Phoebe Stone hat nicht damit gerechnet, dass sie ausgerechnet
an dem Tag, an dem sie beschlossen hat zu sterben, mitten in eine trubelige Hochzeitsgesellschaft
geraten wird. Sie ist eine der beiden Protagonistinnen des Romans „Wedding
People“ der US-Amerikanerin Alison Espach. Als Professorin für Literatur des
19. Jahrhunderts lehrt sie in St.Louis/ Missouri und ist 40 Jahre jung. Vieles
in ihrem Leben ist nicht nach Wunsch verlaufen. Ein Luxushotel im zweitausend
Kilometer entfernten Newport/Rhode Island, das bisher für einen Urlaub aufgrund
der hohen Kosten für sie nicht in Frage kam, soll ihr Glücksort sein. Doch will
sie ihre letzten Stunden verbringen.
Die zweite Protagonistin ist Delilah Lancaster, von allen kurz
Lila gerufen. Sie steht kurz vor ihrer Heirat mit ihrem Freund Gary. Um den
Anlass ausgiebig zu feiern, hat Lila für ihre Gäste eine ganze Woche lang alle
Zimmer eben jenes Hotels in Newport gemietet. Die 28-Jährige stammt aus einer
großen Familie, hat ein beträchtliches Vermögen geerbt, arbeitet in der
nahegelegenen Kunstgalerie ihrer Mutter und die Festwoche bis ins Detail
geplant. Sie glaubt, dass es ein Irrtum sein muss, wenn nun ausgerechnet Phoebe
das schönste aller Zimmer erhält. Nachdem sie von Phoebes Plänen erfahren hat,
will sie diese um jeden Preis verhindern.
Für ihren Lebenstraum hat Phoebe beruflich zurückgesteckt,
doch sie ist in manchem gescheitert. Einmal jedoch möchte sie es sich
uneingeschränkt gut gehen lassen.
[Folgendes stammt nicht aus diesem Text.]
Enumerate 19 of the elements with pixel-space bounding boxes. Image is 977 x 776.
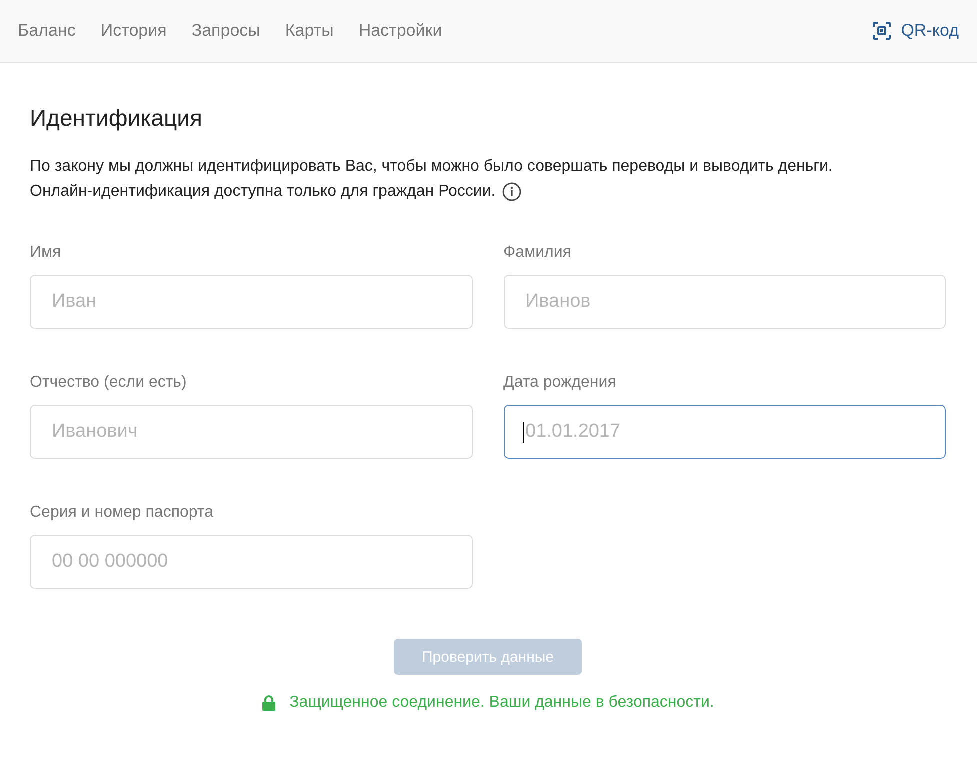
page-title: Идентификация — [30, 105, 204, 132]
field-label: Фамилия — [504, 243, 572, 263]
info-icon[interactable] — [502, 182, 522, 202]
nav-link[interactable]: История — [100, 21, 167, 41]
input-field[interactable]: 01.01.2017 — [504, 405, 946, 459]
qr-link[interactable]: QR-код — [872, 21, 959, 41]
lock-icon — [262, 695, 276, 711]
nav-link[interactable]: Настройки — [358, 21, 442, 41]
description-text: По закону мы должны идентифицировать Вас, чтобы можно было совершать переводы и выводить деньги. — [30, 157, 834, 177]
nav-link[interactable]: Карты — [285, 21, 334, 41]
field-label: Дата рождения — [504, 373, 618, 393]
field-label: Имя — [30, 243, 62, 263]
nav-link[interactable]: Баланс — [18, 21, 76, 41]
qr-scan-icon — [872, 21, 892, 41]
secure-connection-text: Защищенное соединение. Ваши данные в безопасности. — [290, 694, 714, 712]
field-label: Серия и номер паспорта — [30, 503, 214, 523]
nav-link[interactable]: Запросы — [192, 21, 260, 41]
field-label: Отчество (если есть) — [30, 373, 188, 393]
description-text: Онлайн-идентификация доступна только для граждан России. — [30, 182, 496, 202]
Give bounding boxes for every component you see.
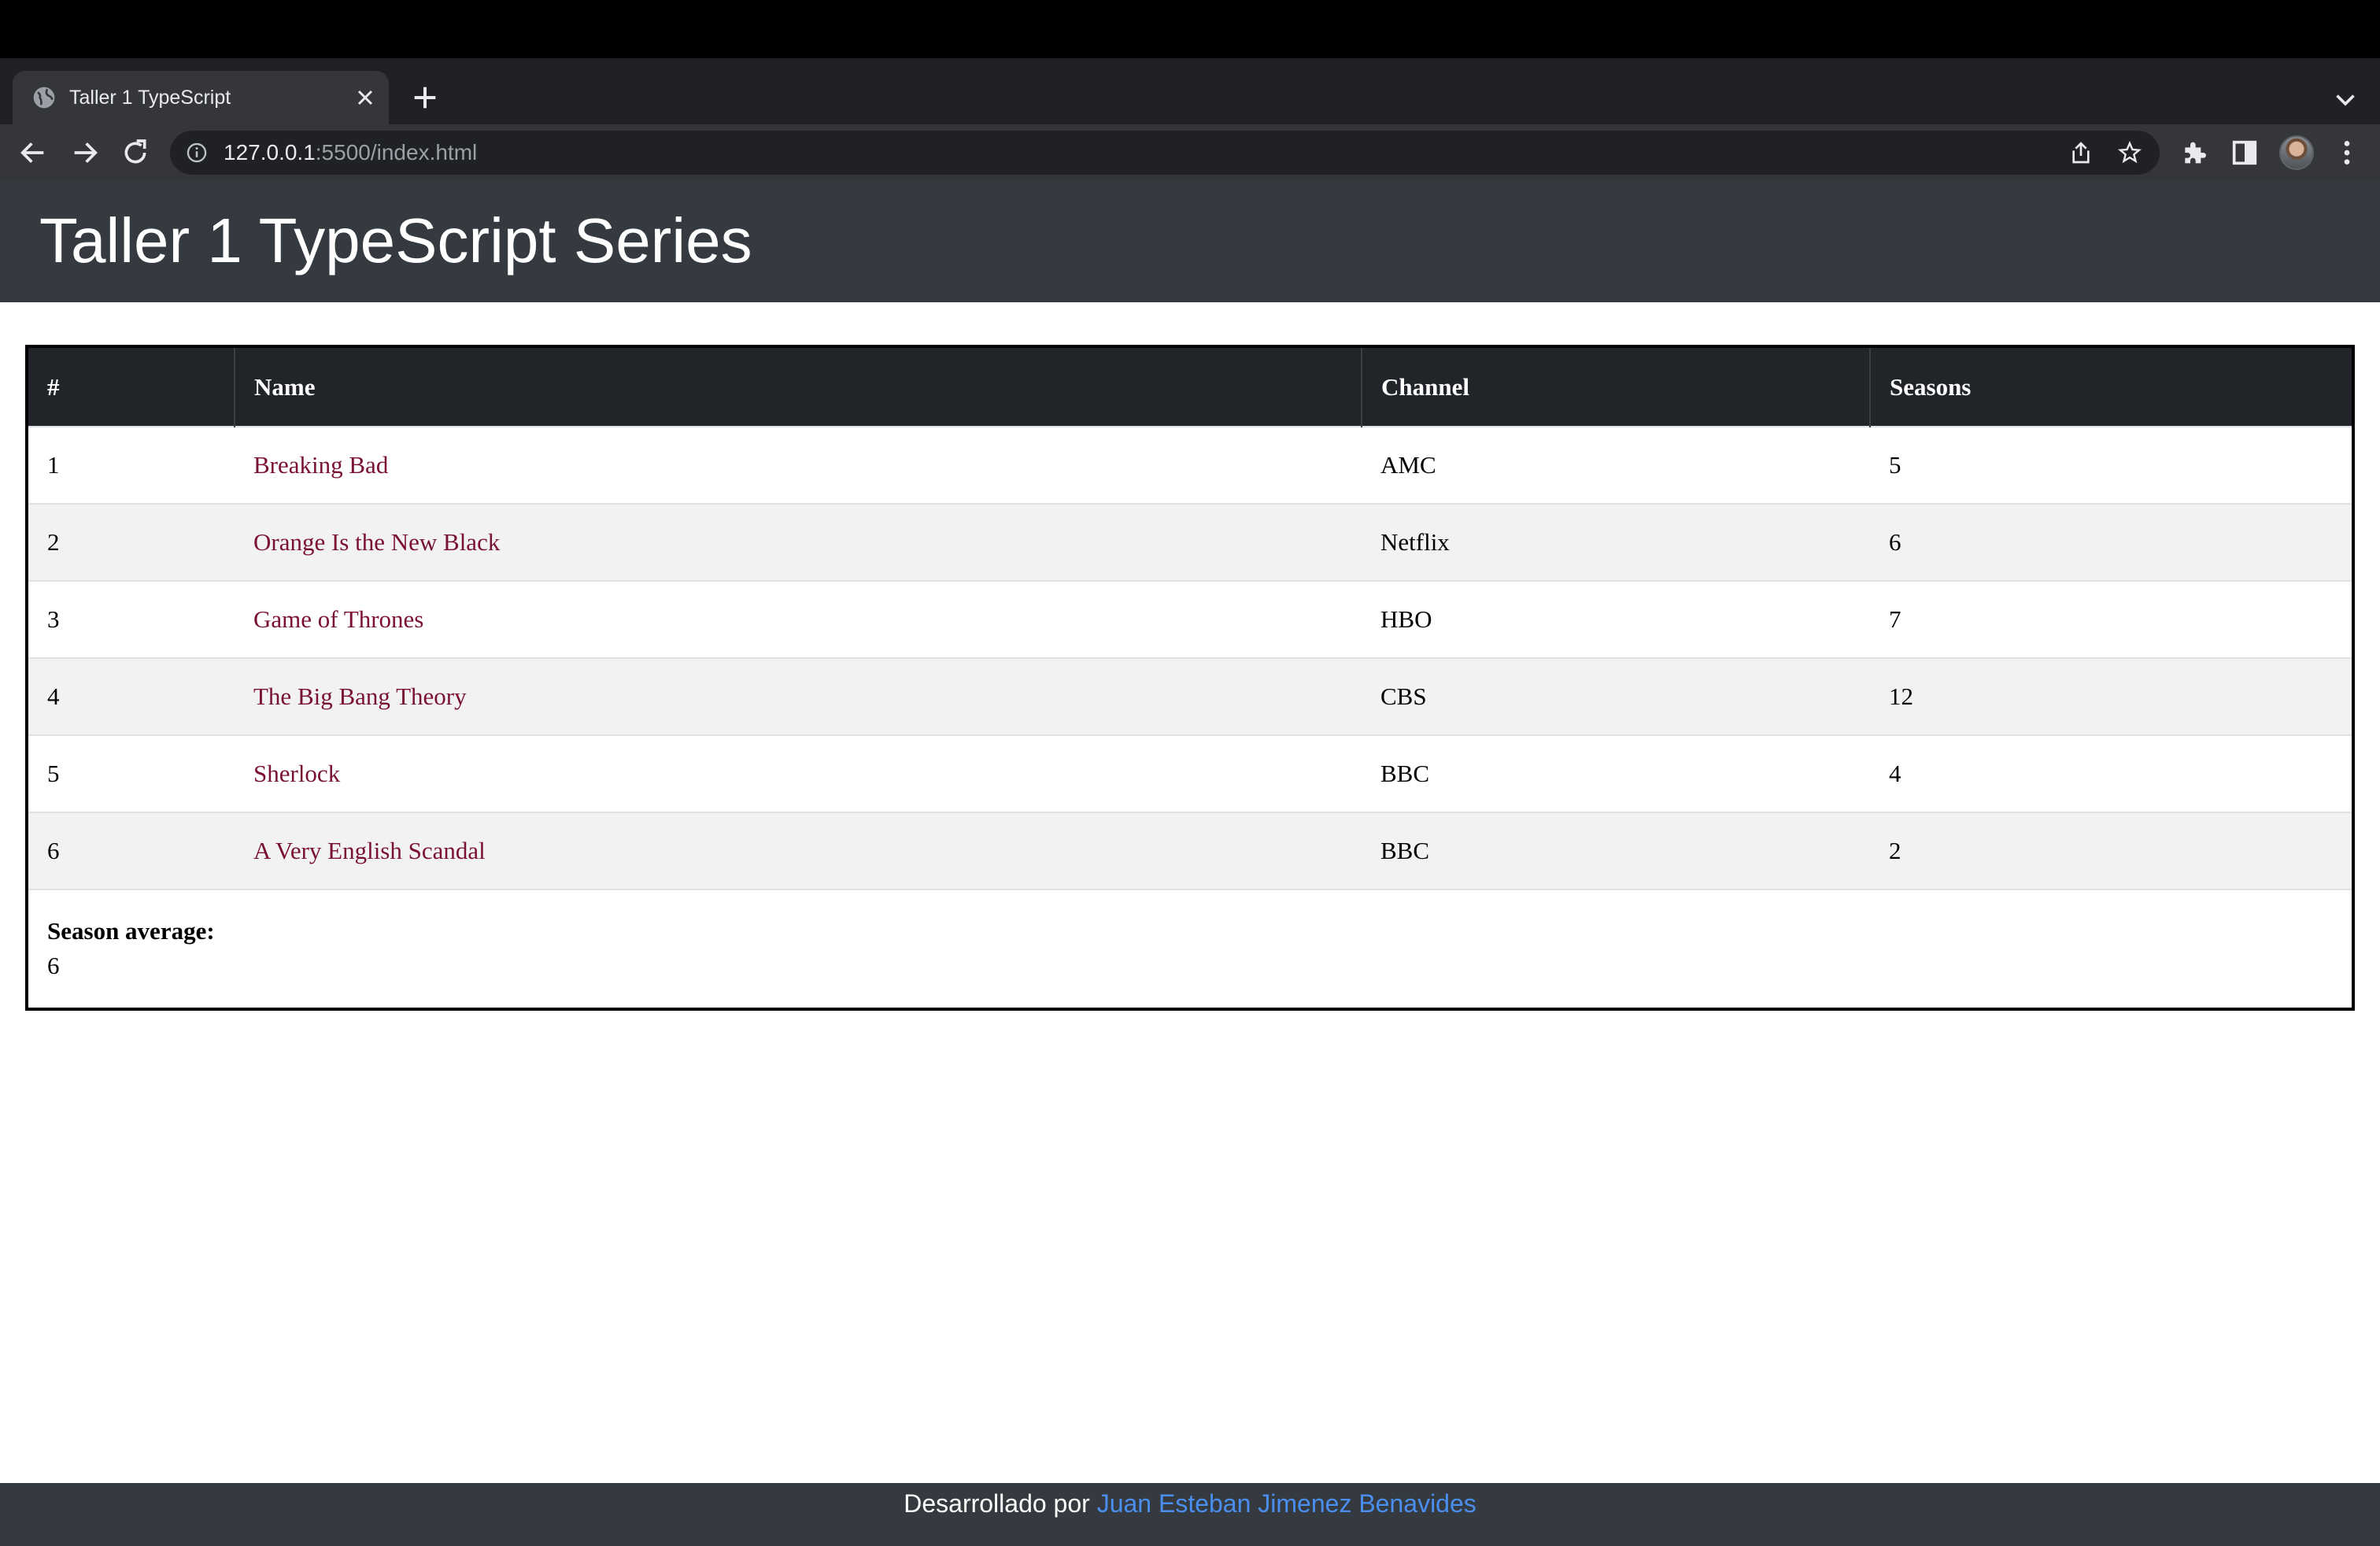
season-average-value: 6 [47,952,60,979]
season-average-cell: Season average: 6 [28,890,2352,1008]
series-number: 1 [47,451,60,479]
page-footer: Desarrollado por Juan Esteban Jimenez Be… [0,1483,2380,1546]
reload-icon[interactable] [120,137,151,168]
tab-title: Taller 1 TypeScript [69,87,231,109]
column-header-name: Name [234,348,1362,427]
series-channel: BBC [1380,760,1430,787]
table-row: 4 The Big Bang Theory CBS 12 [28,658,2352,735]
footer-prefix: Desarrollado por [904,1489,1097,1518]
series-name-cell: Orange Is the New Black [235,504,1362,581]
series-seasons: 6 [1889,528,1901,556]
browser-toolbar: 127.0.0.1:5500/index.html [0,124,2380,181]
chevron-down-icon[interactable] [2331,85,2360,113]
address-bar[interactable]: 127.0.0.1:5500/index.html [170,131,2160,175]
series-number: 6 [47,837,60,864]
series-table-container: # Name Channel Seasons 1 Breaking Bad AM… [25,345,2355,1011]
series-name-link[interactable]: Game of Thrones [253,605,423,633]
column-header-seasons: Seasons [1869,348,2352,427]
close-icon[interactable] [353,85,378,110]
series-name-cell: Sherlock [235,735,1362,812]
series-name-link[interactable]: Breaking Bad [253,451,388,479]
series-channel: CBS [1380,682,1427,710]
series-channel: HBO [1380,605,1432,633]
page-header: Taller 1 TypeScript Series [0,181,2380,302]
side-panel-icon[interactable] [2229,137,2260,168]
bookmark-star-icon[interactable] [2117,140,2142,165]
column-header-channel: Channel [1361,348,1870,427]
series-channel: AMC [1380,451,1436,479]
series-number: 3 [47,605,60,633]
series-seasons: 12 [1889,682,1913,710]
share-icon[interactable] [2068,140,2094,165]
series-seasons: 7 [1889,605,1901,633]
table-row: 3 Game of Thrones HBO 7 [28,581,2352,658]
more-menu-icon[interactable] [2331,137,2363,168]
series-seasons: 5 [1889,451,1901,479]
footer-text: Desarrollado por Juan Esteban Jimenez Be… [904,1489,1476,1518]
series-number: 5 [47,760,60,787]
series-seasons: 4 [1889,760,1901,787]
series-name-link[interactable]: Orange Is the New Black [253,528,500,556]
series-name-link[interactable]: Sherlock [253,760,340,787]
season-average-label: Season average: [47,917,215,945]
series-number: 4 [47,682,60,710]
series-name-cell: Game of Thrones [235,581,1362,658]
series-seasons: 2 [1889,837,1901,864]
new-tab-plus-icon[interactable] [409,82,441,113]
table-row: 2 Orange Is the New Black Netflix 6 [28,504,2352,581]
series-number: 2 [47,528,60,556]
forward-arrow-icon[interactable] [69,137,101,168]
table-row: 1 Breaking Bad AMC 5 [28,427,2352,504]
table-row: 6 A Very English Scandal BBC 2 [28,812,2352,890]
series-name-link[interactable]: The Big Bang Theory [253,682,467,710]
url-text[interactable]: 127.0.0.1:5500/index.html [224,139,477,167]
url-host: 127.0.0.1 [224,140,316,165]
column-header-number: # [47,372,60,401]
series-channel: BBC [1380,837,1430,864]
series-name-cell: The Big Bang Theory [235,658,1362,735]
author-link[interactable]: Juan Esteban Jimenez Benavides [1097,1489,1476,1518]
info-icon[interactable] [186,142,208,164]
series-name-cell: Breaking Bad [235,427,1362,504]
screen-top-bar [0,0,2380,58]
series-table: # Name Channel Seasons 1 Breaking Bad AM… [28,348,2352,1008]
globe-icon [33,87,55,109]
avatar[interactable] [2279,135,2314,170]
season-average-row: Season average: 6 [28,890,2352,1008]
table-header-row: # Name Channel Seasons [28,348,2352,427]
series-channel: Netflix [1380,528,1450,556]
browser-tab-bar: Taller 1 TypeScript [0,58,2380,124]
url-path: :5500/index.html [315,140,478,165]
series-name-link[interactable]: A Very English Scandal [253,837,486,864]
series-name-cell: A Very English Scandal [235,812,1362,890]
back-arrow-icon[interactable] [17,137,49,168]
table-row: 5 Sherlock BBC 4 [28,735,2352,812]
browser-tab[interactable]: Taller 1 TypeScript [13,71,389,124]
page-title: Taller 1 TypeScript Series [39,205,752,276]
extensions-puzzle-icon[interactable] [2179,137,2210,168]
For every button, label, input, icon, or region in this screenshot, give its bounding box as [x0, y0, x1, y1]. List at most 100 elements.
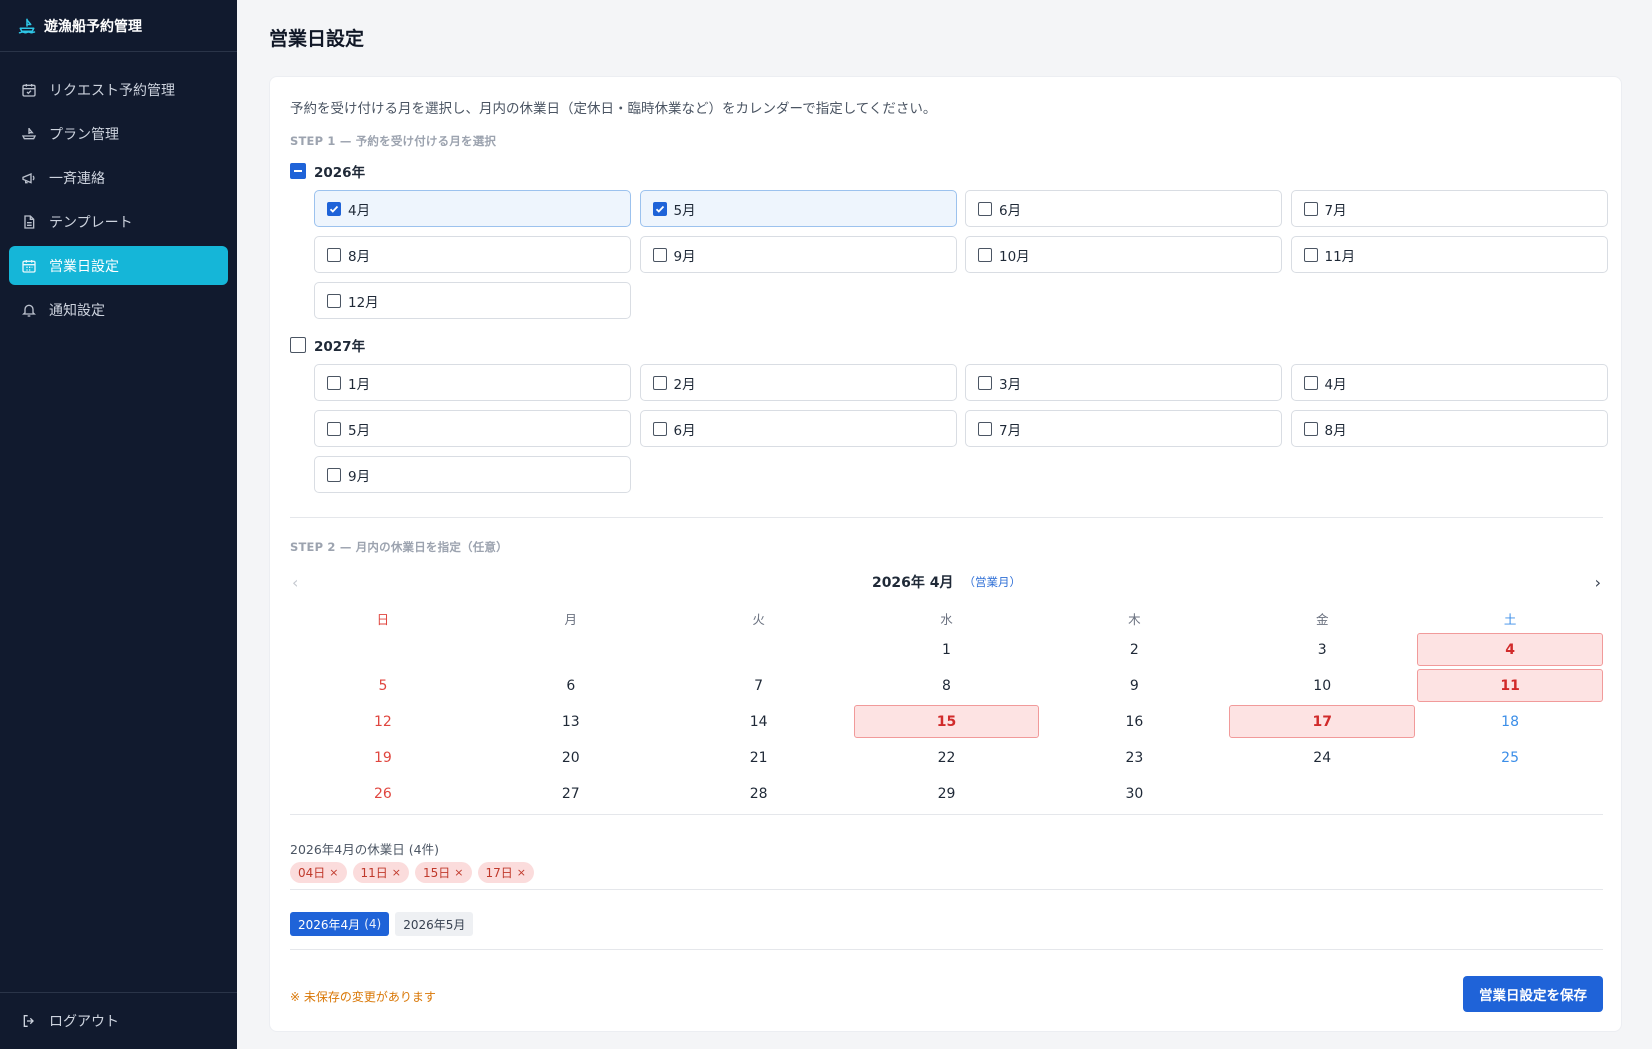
weekday-header: 土 — [1503, 611, 1517, 627]
logout-label: ログアウト — [49, 1014, 119, 1030]
next-month-button[interactable]: › — [1595, 573, 1601, 592]
calendar-day[interactable]: 16 — [1041, 705, 1227, 738]
month-checkbox[interactable] — [327, 467, 341, 482]
month-option-2027-09[interactable]: 9月 — [314, 456, 631, 493]
month-option-2027-05[interactable]: 5月 — [314, 410, 631, 447]
month-checkbox[interactable] — [1303, 247, 1318, 262]
calendar-day[interactable]: 14 — [666, 705, 852, 738]
sidebar-item-broadcast[interactable]: 一斉連絡 — [9, 158, 228, 197]
calendar-day[interactable]: 6 — [478, 669, 664, 702]
month-checkbox[interactable] — [1303, 201, 1318, 216]
month-option-2027-02[interactable]: 2月 — [639, 364, 957, 401]
month-option-2026-11[interactable]: 11月 — [1290, 236, 1608, 273]
month-checkbox[interactable] — [1303, 421, 1318, 436]
month-option-2027-03[interactable]: 3月 — [965, 364, 1282, 401]
calendar-day[interactable]: 8 — [854, 669, 1040, 702]
calendar-day[interactable]: 26 — [290, 777, 476, 810]
sidebar-item-business-days[interactable]: 営業日設定 — [9, 246, 228, 285]
remove-icon[interactable]: × — [454, 866, 463, 879]
holiday-chip[interactable]: 17日 × — [477, 862, 534, 883]
month-checkbox[interactable] — [978, 201, 992, 216]
month-checkbox[interactable] — [978, 247, 992, 262]
calendar-day[interactable]: 23 — [1041, 741, 1227, 774]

Lila hingegen erfüllt sich dank ihrer soliden
finanziellen Lage jeden Wunsch und macht gern auch anderen eine Freude. Wenn
sie erst einmal von etwas begeistert ist, redet sie endlos darüber.
Was zunächst so erscheint, als ob beide keine gemeinsame
Gesprächsebene finden, erweist sich später als ein Glücksfall, dass sie
einander begegnet sind. Lila hat zwar einige FreundInnen, aber niemanden, der
ihr offen begegnet und sie auch in schwierigen Momenten stützt. Phoebe erkennt
das sehr schnell. Weil sie einander fremd sind, erzählen sie sich Dinge, die
man Nahestehenden nicht anvertrauen würde, ohne Risiko für Ansehen oder
Beziehungen, da ihre Probleme keine Berührungspunkte haben. Endlich hat Lila
jemanden, mit der sie über ihre eigene und die Familie ihres Auserwählten reden
kann. Beide Protagonistinnen haben ihre Ecken und Kanten, die sie auf ihre ganz
eigene Weise interessant machen.
Zu Beginn wirkte der Roman wegen Phoebes Plan auf mich bedrückend.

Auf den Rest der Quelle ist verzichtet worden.